Before 3n + 1 conjecture,
let’s get used to handling integers and do a preparatory exercise.

Q: There is 88 that is the sum of consecutive natural numbers.
then, can you find each natural number?

3n + 1の前に、整数と有理数の性質を辿りましょう。
Q: 連続する自然数の和が88になる、その連続した自然数を求めてみましょう。

It defines k and nk as natural number.
Then, denote as expression below.
88 = n1 + ,,, + nk (n1 ,,, nk are consecutive natural numbers)

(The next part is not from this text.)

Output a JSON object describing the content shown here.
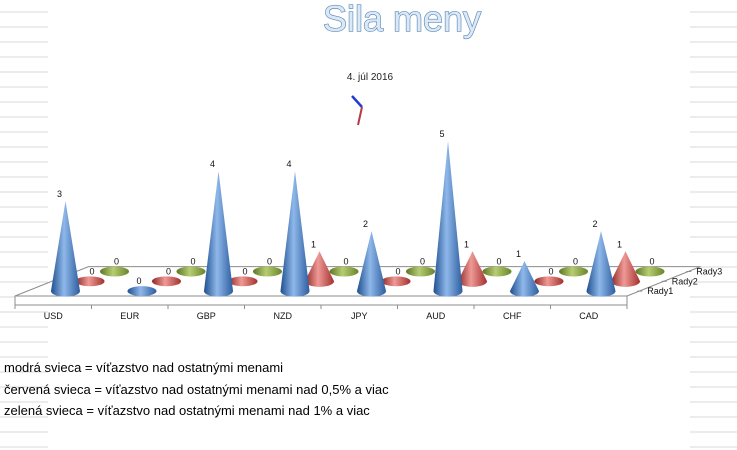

Transforming from the sum formula of the difference sequence,
it becomes as follows.
88 = n1 + (n1 + 1) + (n1 + 2) + ,,, + (n1 + k – 1)
88 = kn1 + Σi=1k-1 i
88 = k(n1 + (k/2) – (1/2)) — (1)

In order (1) in left side to be an integer,
it is a necessary condition that k is an odd number.
Therefore, it becomes as follows about k.
88 ≡ 0 mod k (k is an odd number)
therefore, k = 11.

Substitute this k = 11 into (1).
88 = 11(n1 + (11/2) – (1/2))
88 = 11(n1 + 5)
therefore, n1 = 3.

Therefore, the solution to be obtained is “3, 4, 5, 6, 7, 8, 9, 10, 11, 12, 13”.